CISA outlines guidance to prevent big tech being hacked again so easily
The US Cybersecurity and Infrastructure Security Agency (CISA) has published a new report recommending that businesses make some changes to their security in light of the infamous Lapsus$ attacks.
Lapsus$ is a threat group that used a range of relatively simple tactics to breach some of the biggest names in tech, including Microsoft, Nvidia, and Samsung.

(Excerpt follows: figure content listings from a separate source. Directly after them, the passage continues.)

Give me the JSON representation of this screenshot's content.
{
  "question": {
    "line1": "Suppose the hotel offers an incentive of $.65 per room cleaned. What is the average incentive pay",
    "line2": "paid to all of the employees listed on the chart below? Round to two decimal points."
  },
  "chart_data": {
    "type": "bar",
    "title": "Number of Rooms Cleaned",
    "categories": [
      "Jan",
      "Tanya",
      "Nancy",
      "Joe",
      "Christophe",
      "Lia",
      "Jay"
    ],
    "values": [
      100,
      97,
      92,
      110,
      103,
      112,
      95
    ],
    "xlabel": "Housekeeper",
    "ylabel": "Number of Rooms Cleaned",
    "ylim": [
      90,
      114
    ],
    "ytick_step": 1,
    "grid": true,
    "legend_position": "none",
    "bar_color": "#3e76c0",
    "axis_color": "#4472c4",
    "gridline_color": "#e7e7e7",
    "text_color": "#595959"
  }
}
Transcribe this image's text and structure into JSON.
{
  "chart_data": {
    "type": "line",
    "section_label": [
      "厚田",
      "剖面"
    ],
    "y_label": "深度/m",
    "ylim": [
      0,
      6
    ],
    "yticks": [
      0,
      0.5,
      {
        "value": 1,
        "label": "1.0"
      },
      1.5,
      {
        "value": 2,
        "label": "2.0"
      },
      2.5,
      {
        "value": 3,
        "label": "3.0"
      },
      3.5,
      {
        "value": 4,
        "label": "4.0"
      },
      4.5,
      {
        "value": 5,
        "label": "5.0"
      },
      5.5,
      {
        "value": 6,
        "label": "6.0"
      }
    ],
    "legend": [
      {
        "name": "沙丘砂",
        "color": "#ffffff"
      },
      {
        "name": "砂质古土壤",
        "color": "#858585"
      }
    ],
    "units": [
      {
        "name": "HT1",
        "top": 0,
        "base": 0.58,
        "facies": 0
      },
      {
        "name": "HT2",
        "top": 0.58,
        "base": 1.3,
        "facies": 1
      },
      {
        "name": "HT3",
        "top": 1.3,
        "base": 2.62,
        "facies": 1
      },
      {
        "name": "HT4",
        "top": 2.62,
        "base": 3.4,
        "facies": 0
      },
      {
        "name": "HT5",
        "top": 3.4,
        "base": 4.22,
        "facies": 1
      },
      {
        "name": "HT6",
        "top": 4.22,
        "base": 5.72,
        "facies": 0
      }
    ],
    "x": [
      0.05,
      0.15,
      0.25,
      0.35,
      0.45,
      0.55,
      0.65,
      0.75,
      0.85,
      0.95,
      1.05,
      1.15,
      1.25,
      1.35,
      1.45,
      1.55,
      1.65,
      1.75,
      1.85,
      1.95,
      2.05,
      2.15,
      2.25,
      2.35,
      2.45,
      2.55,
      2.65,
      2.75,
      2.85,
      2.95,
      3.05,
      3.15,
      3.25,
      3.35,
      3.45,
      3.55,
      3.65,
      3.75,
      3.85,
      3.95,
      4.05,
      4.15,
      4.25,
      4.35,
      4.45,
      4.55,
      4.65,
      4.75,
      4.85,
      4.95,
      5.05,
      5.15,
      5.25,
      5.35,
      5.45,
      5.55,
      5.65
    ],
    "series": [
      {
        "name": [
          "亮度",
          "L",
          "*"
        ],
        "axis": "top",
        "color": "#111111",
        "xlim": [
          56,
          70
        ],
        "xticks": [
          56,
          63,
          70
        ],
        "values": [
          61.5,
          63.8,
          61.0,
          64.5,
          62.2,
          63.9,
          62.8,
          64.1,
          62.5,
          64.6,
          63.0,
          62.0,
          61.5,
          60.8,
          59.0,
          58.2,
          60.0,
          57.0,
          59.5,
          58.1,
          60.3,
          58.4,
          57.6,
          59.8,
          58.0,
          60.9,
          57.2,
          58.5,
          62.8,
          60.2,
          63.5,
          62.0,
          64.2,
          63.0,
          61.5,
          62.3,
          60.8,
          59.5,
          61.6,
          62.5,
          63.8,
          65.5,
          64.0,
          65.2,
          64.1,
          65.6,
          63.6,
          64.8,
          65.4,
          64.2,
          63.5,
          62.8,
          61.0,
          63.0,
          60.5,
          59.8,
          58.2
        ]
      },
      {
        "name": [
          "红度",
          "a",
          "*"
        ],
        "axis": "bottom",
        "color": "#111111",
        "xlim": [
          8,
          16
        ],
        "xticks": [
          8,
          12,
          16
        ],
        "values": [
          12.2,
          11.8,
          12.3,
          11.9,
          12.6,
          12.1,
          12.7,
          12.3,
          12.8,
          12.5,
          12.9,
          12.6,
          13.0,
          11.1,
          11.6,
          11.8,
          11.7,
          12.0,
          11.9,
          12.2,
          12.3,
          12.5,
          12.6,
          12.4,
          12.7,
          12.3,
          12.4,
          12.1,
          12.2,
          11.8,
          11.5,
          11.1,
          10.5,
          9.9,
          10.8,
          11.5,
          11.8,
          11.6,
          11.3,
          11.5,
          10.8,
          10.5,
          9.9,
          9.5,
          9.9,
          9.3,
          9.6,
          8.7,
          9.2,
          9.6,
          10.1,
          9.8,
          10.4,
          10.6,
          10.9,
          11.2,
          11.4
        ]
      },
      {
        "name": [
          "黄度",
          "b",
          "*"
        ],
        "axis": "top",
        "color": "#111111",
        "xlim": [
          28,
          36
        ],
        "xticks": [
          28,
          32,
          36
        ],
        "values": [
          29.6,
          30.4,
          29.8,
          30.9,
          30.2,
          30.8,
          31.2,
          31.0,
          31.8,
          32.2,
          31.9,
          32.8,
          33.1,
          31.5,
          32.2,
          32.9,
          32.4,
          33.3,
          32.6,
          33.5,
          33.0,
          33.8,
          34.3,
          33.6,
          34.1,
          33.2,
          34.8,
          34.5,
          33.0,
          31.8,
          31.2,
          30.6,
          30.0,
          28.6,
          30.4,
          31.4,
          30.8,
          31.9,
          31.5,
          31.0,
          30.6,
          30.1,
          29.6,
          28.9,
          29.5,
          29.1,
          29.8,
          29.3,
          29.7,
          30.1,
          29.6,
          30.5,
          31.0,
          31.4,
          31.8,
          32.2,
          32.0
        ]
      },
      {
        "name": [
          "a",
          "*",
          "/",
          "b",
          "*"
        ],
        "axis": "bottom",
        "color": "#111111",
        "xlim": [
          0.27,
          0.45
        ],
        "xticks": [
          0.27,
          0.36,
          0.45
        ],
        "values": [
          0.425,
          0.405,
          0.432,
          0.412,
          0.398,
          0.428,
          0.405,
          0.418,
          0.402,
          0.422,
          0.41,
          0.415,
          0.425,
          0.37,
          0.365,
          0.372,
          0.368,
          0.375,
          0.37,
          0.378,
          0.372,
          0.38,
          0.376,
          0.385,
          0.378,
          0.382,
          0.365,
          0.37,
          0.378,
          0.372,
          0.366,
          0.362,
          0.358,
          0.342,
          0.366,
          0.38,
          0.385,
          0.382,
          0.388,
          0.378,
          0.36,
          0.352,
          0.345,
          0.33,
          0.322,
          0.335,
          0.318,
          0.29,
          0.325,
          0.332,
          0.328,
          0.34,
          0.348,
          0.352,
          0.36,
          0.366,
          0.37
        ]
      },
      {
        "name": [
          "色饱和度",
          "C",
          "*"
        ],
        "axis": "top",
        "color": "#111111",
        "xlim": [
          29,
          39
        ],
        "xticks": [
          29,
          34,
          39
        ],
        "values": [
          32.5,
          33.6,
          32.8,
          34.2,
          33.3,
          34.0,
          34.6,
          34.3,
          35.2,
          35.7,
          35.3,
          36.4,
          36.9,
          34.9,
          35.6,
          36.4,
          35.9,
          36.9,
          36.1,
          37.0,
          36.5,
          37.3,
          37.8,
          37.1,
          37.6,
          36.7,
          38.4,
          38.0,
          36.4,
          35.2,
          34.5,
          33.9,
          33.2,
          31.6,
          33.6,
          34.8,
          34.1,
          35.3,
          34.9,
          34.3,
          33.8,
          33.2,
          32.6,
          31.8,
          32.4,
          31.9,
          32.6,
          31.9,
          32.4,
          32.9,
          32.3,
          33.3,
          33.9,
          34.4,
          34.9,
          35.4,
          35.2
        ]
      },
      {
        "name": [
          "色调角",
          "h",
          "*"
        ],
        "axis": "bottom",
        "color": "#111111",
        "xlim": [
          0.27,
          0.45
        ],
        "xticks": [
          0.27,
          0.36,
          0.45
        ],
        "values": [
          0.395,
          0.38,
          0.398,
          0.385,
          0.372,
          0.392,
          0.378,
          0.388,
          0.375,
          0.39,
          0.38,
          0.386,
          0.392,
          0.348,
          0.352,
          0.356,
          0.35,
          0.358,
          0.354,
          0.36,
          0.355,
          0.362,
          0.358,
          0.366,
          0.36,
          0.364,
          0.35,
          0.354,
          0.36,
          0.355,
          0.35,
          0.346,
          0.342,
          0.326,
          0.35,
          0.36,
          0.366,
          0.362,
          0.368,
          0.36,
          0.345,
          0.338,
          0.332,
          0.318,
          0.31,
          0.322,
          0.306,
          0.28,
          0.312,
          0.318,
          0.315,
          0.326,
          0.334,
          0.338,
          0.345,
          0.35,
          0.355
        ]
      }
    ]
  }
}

It was also responsible for leaking content from Rockstar Games’ upcoming video game Grand Theft Auto VI.
Seven people in connection with Lapsus$, aged between 16 and 21, were arrested last year, but the group has claimed since that it is still active, and CISA warns that it and other similar threat actors are able to use “a playbook of effective techniques” to launch attacks to a “great and wide effect.”
SIM swapping and passwordless
Chief among the Lapsus$ tactics was sim swapping, whereby attackers managed, via social engineering attacks and other methods, to access incoming messages from phones belonging to employees at the target firm, in order to receive valuable info such as two-factor authentication codes delivered via SMS.
CISA therefore wants the Federal Trade Commission and Federal Communications Commission to “mandate and standardize best practices to combat SIM swapping,” as well as imploring cell operators to “better protect their customers by implementing stringent authentication methods.”
This could include letting users lock their accounts out of SIM swaps, requiring strong verification procedures to allow them, and letting them see a record of what SIM swaps have occurred.
To further combat the issues, CISA also suggest that companies adopt passwordless solutions, which require no credentials or multi-factor authentication codes that can be intercepted.
Passkeys are the current favorite, with their FIDO 2 standards set by the FIDO Alliance, a cross-industry association featuring all the names in big tech on the board of members, including Apple, Amazon, Google, and Microsoft. Many of the best password manager options are also starting to support eh use of passkeys, including Dashlane, 1Password and Bitwarden.
They work by storing a cryptographic key on your device, which is not known to anyone. It is combined automatically with the pubic key of the service the user is trying to access their account for, granting them access.
All that’s needed to authenticate the login is whatever is used to lock the device itself. Typically, in the case of smartphones, this means biometric data, such as a fingerprint or facial recognition. A physical security key can also be used.
As the known operators within Lapsus$ were so young, CISA also suggests that a Congress-funded prevention programs should be launched to stop juveniles getting involved with cybercrime, as well as redirecting those already involved away from it.